In der zuständigen Senatsverwaltung für Wirtschaft, Technologie und Forschung übt man sich in Optimismus. „Wir gehen davon aus, dass wir mit der Zentralstelle bis zur Einrichtung des Endlagers auskommen“, sagt Staatssekretär Nicolas Zimmer (CDU). Zunächst gelte der Eröffnungstermin 2019. Dass der möglicherweise nicht zu halten sei, wisse er aber auch. Eine Kooperation mit den umliegenden Bundesländern hält Zimmer derzeit dennoch für unwahrscheinlich.

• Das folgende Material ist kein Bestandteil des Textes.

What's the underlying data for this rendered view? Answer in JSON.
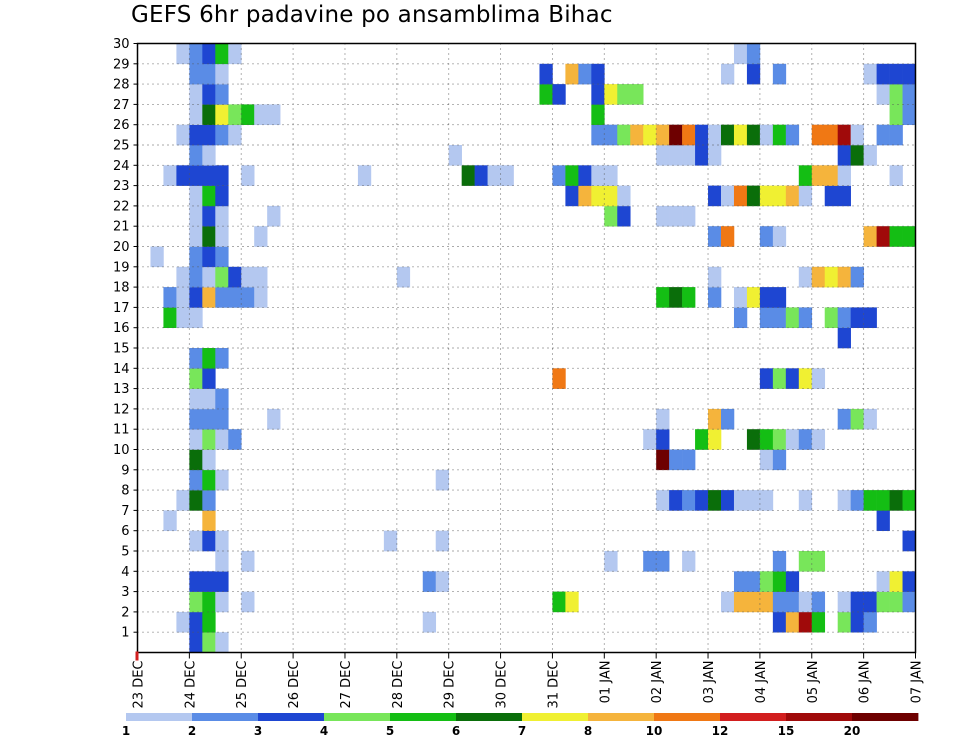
{
  "chart_data": {
    "type": "heatmap",
    "title": "GEFS 6hr padavine po ansamblima Bihac",
    "xlabel": "",
    "ylabel": "",
    "x_tick_labels": [
      "23 DEC",
      "24 DEC",
      "25 DEC",
      "26 DEC",
      "27 DEC",
      "28 DEC",
      "29 DEC",
      "30 DEC",
      "31 DEC",
      "01 JAN",
      "02 JAN",
      "03 JAN",
      "04 JAN",
      "05 JAN",
      "06 JAN",
      "07 JAN"
    ],
    "y_tick_labels": [
      "1",
      "2",
      "3",
      "4",
      "5",
      "6",
      "7",
      "8",
      "9",
      "10",
      "11",
      "12",
      "13",
      "14",
      "15",
      "16",
      "17",
      "18",
      "19",
      "20",
      "21",
      "22",
      "23",
      "24",
      "25",
      "26",
      "27",
      "28",
      "29",
      "30"
    ],
    "n_times": 60,
    "n_members": 30,
    "legend": {
      "labels": [
        "1",
        "2",
        "3",
        "4",
        "5",
        "6",
        "7",
        "8",
        "10",
        "12",
        "15",
        "20"
      ],
      "colors": [
        "#b4c8f0",
        "#5a8ce6",
        "#1e46d2",
        "#78e65a",
        "#14be14",
        "#0a6e0a",
        "#f0f032",
        "#f5b43c",
        "#f07814",
        "#d21e1e",
        "#a00a0a",
        "#6e0000"
      ]
    },
    "color_levels": {
      "1": "#b4c8f0",
      "2": "#5a8ce6",
      "3": "#1e46d2",
      "4": "#78e65a",
      "5": "#14be14",
      "6": "#0a6e0a",
      "7": "#f0f032",
      "8": "#f5b43c",
      "9": "#f07814",
      "10": "#d21e1e",
      "11": "#a00a0a",
      "12": "#6e0000"
    },
    "member_cells": {
      "30": [
        [
          3,
          1
        ],
        [
          4,
          2
        ],
        [
          5,
          3
        ],
        [
          6,
          5
        ],
        [
          7,
          1
        ],
        [
          46,
          1
        ],
        [
          47,
          2
        ]
      ],
      "29": [
        [
          4,
          2
        ],
        [
          5,
          2
        ],
        [
          6,
          1
        ],
        [
          31,
          3
        ],
        [
          33,
          8
        ],
        [
          34,
          2
        ],
        [
          35,
          3
        ],
        [
          45,
          1
        ],
        [
          47,
          3
        ],
        [
          49,
          2
        ],
        [
          56,
          1
        ],
        [
          57,
          3
        ],
        [
          58,
          3
        ],
        [
          59,
          3
        ]
      ],
      "28": [
        [
          4,
          1
        ],
        [
          5,
          3
        ],
        [
          6,
          2
        ],
        [
          31,
          5
        ],
        [
          32,
          3
        ],
        [
          35,
          3
        ],
        [
          36,
          7
        ],
        [
          37,
          4
        ],
        [
          38,
          4
        ],
        [
          57,
          1
        ],
        [
          58,
          4
        ],
        [
          59,
          2
        ]
      ],
      "27": [
        [
          4,
          1
        ],
        [
          5,
          6
        ],
        [
          6,
          7
        ],
        [
          7,
          4
        ],
        [
          8,
          5
        ],
        [
          9,
          1
        ],
        [
          10,
          1
        ],
        [
          35,
          5
        ],
        [
          58,
          4
        ],
        [
          59,
          2
        ]
      ],
      "26": [
        [
          3,
          1
        ],
        [
          4,
          3
        ],
        [
          5,
          3
        ],
        [
          6,
          2
        ],
        [
          7,
          1
        ],
        [
          35,
          2
        ],
        [
          36,
          2
        ],
        [
          37,
          4
        ],
        [
          38,
          8
        ],
        [
          39,
          7
        ],
        [
          40,
          8
        ],
        [
          41,
          12
        ],
        [
          42,
          9
        ],
        [
          43,
          3
        ],
        [
          44,
          1
        ],
        [
          45,
          6
        ],
        [
          46,
          7
        ],
        [
          47,
          6
        ],
        [
          48,
          1
        ],
        [
          49,
          5
        ],
        [
          50,
          2
        ],
        [
          52,
          9
        ],
        [
          53,
          9
        ],
        [
          54,
          11
        ],
        [
          55,
          1
        ],
        [
          57,
          2
        ],
        [
          58,
          2
        ]
      ],
      "25": [
        [
          4,
          2
        ],
        [
          5,
          1
        ],
        [
          24,
          1
        ],
        [
          40,
          1
        ],
        [
          41,
          1
        ],
        [
          42,
          1
        ],
        [
          43,
          3
        ],
        [
          44,
          1
        ],
        [
          54,
          3
        ],
        [
          55,
          6
        ],
        [
          56,
          1
        ]
      ],
      "24": [
        [
          2,
          1
        ],
        [
          3,
          3
        ],
        [
          4,
          3
        ],
        [
          5,
          3
        ],
        [
          6,
          3
        ],
        [
          8,
          1
        ],
        [
          17,
          1
        ],
        [
          25,
          6
        ],
        [
          26,
          3
        ],
        [
          27,
          1
        ],
        [
          28,
          1
        ],
        [
          32,
          2
        ],
        [
          33,
          5
        ],
        [
          34,
          3
        ],
        [
          35,
          1
        ],
        [
          36,
          1
        ],
        [
          51,
          5
        ],
        [
          52,
          8
        ],
        [
          53,
          8
        ],
        [
          54,
          1
        ],
        [
          58,
          1
        ]
      ],
      "23": [
        [
          4,
          1
        ],
        [
          5,
          5
        ],
        [
          6,
          3
        ],
        [
          33,
          3
        ],
        [
          34,
          8
        ],
        [
          35,
          7
        ],
        [
          36,
          7
        ],
        [
          37,
          1
        ],
        [
          44,
          3
        ],
        [
          45,
          1
        ],
        [
          46,
          9
        ],
        [
          47,
          6
        ],
        [
          48,
          7
        ],
        [
          49,
          7
        ],
        [
          50,
          8
        ],
        [
          51,
          1
        ],
        [
          53,
          3
        ],
        [
          54,
          3
        ]
      ],
      "22": [
        [
          4,
          1
        ],
        [
          5,
          3
        ],
        [
          6,
          1
        ],
        [
          10,
          1
        ],
        [
          36,
          4
        ],
        [
          37,
          3
        ],
        [
          40,
          1
        ],
        [
          41,
          1
        ],
        [
          42,
          1
        ]
      ],
      "21": [
        [
          4,
          1
        ],
        [
          5,
          6
        ],
        [
          6,
          1
        ],
        [
          9,
          1
        ],
        [
          44,
          2
        ],
        [
          45,
          9
        ],
        [
          48,
          2
        ],
        [
          49,
          1
        ],
        [
          56,
          8
        ],
        [
          57,
          11
        ],
        [
          58,
          5
        ],
        [
          59,
          5
        ]
      ],
      "20": [
        [
          1,
          1
        ],
        [
          4,
          2
        ],
        [
          5,
          3
        ],
        [
          6,
          2
        ]
      ],
      "19": [
        [
          3,
          1
        ],
        [
          4,
          2
        ],
        [
          5,
          1
        ],
        [
          6,
          4
        ],
        [
          7,
          3
        ],
        [
          8,
          1
        ],
        [
          9,
          1
        ],
        [
          20,
          1
        ],
        [
          44,
          1
        ],
        [
          51,
          1
        ],
        [
          52,
          8
        ],
        [
          53,
          7
        ],
        [
          54,
          8
        ],
        [
          55,
          2
        ]
      ],
      "18": [
        [
          2,
          2
        ],
        [
          3,
          1
        ],
        [
          4,
          3
        ],
        [
          5,
          8
        ],
        [
          6,
          2
        ],
        [
          7,
          2
        ],
        [
          8,
          2
        ],
        [
          9,
          1
        ],
        [
          40,
          5
        ],
        [
          41,
          6
        ],
        [
          42,
          5
        ],
        [
          44,
          2
        ],
        [
          46,
          1
        ],
        [
          47,
          7
        ],
        [
          48,
          3
        ],
        [
          49,
          3
        ]
      ],
      "17": [
        [
          2,
          5
        ],
        [
          3,
          1
        ],
        [
          4,
          1
        ],
        [
          46,
          2
        ],
        [
          48,
          2
        ],
        [
          49,
          2
        ],
        [
          50,
          4
        ],
        [
          51,
          2
        ],
        [
          53,
          4
        ],
        [
          54,
          2
        ],
        [
          55,
          3
        ],
        [
          56,
          3
        ]
      ],
      "16": [
        [
          54,
          3
        ]
      ],
      "15": [
        [
          4,
          2
        ],
        [
          5,
          5
        ],
        [
          6,
          2
        ]
      ],
      "14": [
        [
          4,
          4
        ],
        [
          5,
          3
        ],
        [
          32,
          9
        ],
        [
          48,
          3
        ],
        [
          49,
          4
        ],
        [
          50,
          3
        ],
        [
          51,
          7
        ],
        [
          52,
          1
        ]
      ],
      "13": [
        [
          4,
          1
        ],
        [
          5,
          1
        ],
        [
          6,
          2
        ]
      ],
      "12": [
        [
          4,
          2
        ],
        [
          5,
          2
        ],
        [
          6,
          2
        ],
        [
          10,
          1
        ],
        [
          40,
          1
        ],
        [
          44,
          8
        ],
        [
          45,
          2
        ],
        [
          54,
          2
        ],
        [
          55,
          4
        ],
        [
          56,
          1
        ]
      ],
      "11": [
        [
          4,
          1
        ],
        [
          5,
          4
        ],
        [
          6,
          1
        ],
        [
          7,
          2
        ],
        [
          39,
          1
        ],
        [
          40,
          3
        ],
        [
          43,
          5
        ],
        [
          44,
          7
        ],
        [
          47,
          6
        ],
        [
          48,
          5
        ],
        [
          49,
          4
        ],
        [
          50,
          1
        ],
        [
          51,
          2
        ],
        [
          52,
          1
        ]
      ],
      "10": [
        [
          4,
          6
        ],
        [
          5,
          1
        ],
        [
          40,
          12
        ],
        [
          41,
          2
        ],
        [
          42,
          2
        ],
        [
          48,
          1
        ],
        [
          49,
          2
        ]
      ],
      "9": [
        [
          4,
          2
        ],
        [
          5,
          5
        ],
        [
          6,
          1
        ],
        [
          23,
          1
        ]
      ],
      "8": [
        [
          3,
          1
        ],
        [
          4,
          6
        ],
        [
          5,
          2
        ],
        [
          40,
          1
        ],
        [
          41,
          3
        ],
        [
          42,
          2
        ],
        [
          43,
          3
        ],
        [
          44,
          6
        ],
        [
          45,
          3
        ],
        [
          46,
          1
        ],
        [
          47,
          1
        ],
        [
          48,
          1
        ],
        [
          51,
          1
        ],
        [
          54,
          1
        ],
        [
          55,
          2
        ],
        [
          56,
          5
        ],
        [
          57,
          5
        ],
        [
          58,
          6
        ],
        [
          59,
          5
        ]
      ],
      "7": [
        [
          2,
          1
        ],
        [
          5,
          8
        ],
        [
          57,
          3
        ]
      ],
      "6": [
        [
          4,
          1
        ],
        [
          5,
          3
        ],
        [
          6,
          1
        ],
        [
          19,
          1
        ],
        [
          23,
          1
        ],
        [
          59,
          3
        ]
      ],
      "5": [
        [
          6,
          1
        ],
        [
          8,
          1
        ],
        [
          36,
          1
        ],
        [
          39,
          2
        ],
        [
          40,
          2
        ],
        [
          42,
          1
        ],
        [
          49,
          2
        ],
        [
          51,
          4
        ],
        [
          52,
          4
        ]
      ],
      "4": [
        [
          4,
          3
        ],
        [
          5,
          3
        ],
        [
          6,
          3
        ],
        [
          22,
          2
        ],
        [
          23,
          1
        ],
        [
          46,
          2
        ],
        [
          47,
          2
        ],
        [
          48,
          4
        ],
        [
          49,
          5
        ],
        [
          50,
          3
        ],
        [
          57,
          1
        ],
        [
          58,
          7
        ],
        [
          59,
          3
        ]
      ],
      "3": [
        [
          4,
          4
        ],
        [
          5,
          5
        ],
        [
          6,
          1
        ],
        [
          8,
          1
        ],
        [
          32,
          5
        ],
        [
          33,
          7
        ],
        [
          45,
          1
        ],
        [
          46,
          8
        ],
        [
          47,
          8
        ],
        [
          48,
          8
        ],
        [
          49,
          2
        ],
        [
          50,
          2
        ],
        [
          51,
          1
        ],
        [
          52,
          2
        ],
        [
          54,
          1
        ],
        [
          55,
          3
        ],
        [
          56,
          3
        ],
        [
          57,
          4
        ],
        [
          58,
          4
        ],
        [
          59,
          2
        ]
      ],
      "2": [
        [
          3,
          1
        ],
        [
          4,
          3
        ],
        [
          5,
          5
        ],
        [
          22,
          1
        ],
        [
          49,
          3
        ],
        [
          50,
          8
        ],
        [
          51,
          11
        ],
        [
          52,
          5
        ],
        [
          54,
          4
        ],
        [
          55,
          3
        ],
        [
          56,
          2
        ]
      ],
      "1": [
        [
          4,
          3
        ],
        [
          5,
          4
        ],
        [
          6,
          1
        ]
      ]
    }
  }
}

Und auch eine Vergrößerung der Lagerkapazitäten in Wannsee sei nicht möglich.

Felicitas Kubala, umweltpolitische Sprecherin der Grünen-Fraktion, ärgert sich, dass seit dem gescheiterten Kooperationsversuch mit Mecklenburg-Vorpommern nichts mehr geschehen sei: „Der Senat hat sich nicht mehr gekümmert. Das war wohl keine ernsthafte Prüfung.“ Die Verwaltung müsse einen erneuten Versuch unternehmen. „Immerhin ist die Sammelstelle neben dem Forschungsreaktor eine zusätzliche Gefahrenquelle mitten im Wohngebiet“, sagt Kubala. Heute würde so etwas gar nicht mehr genehmigt werden.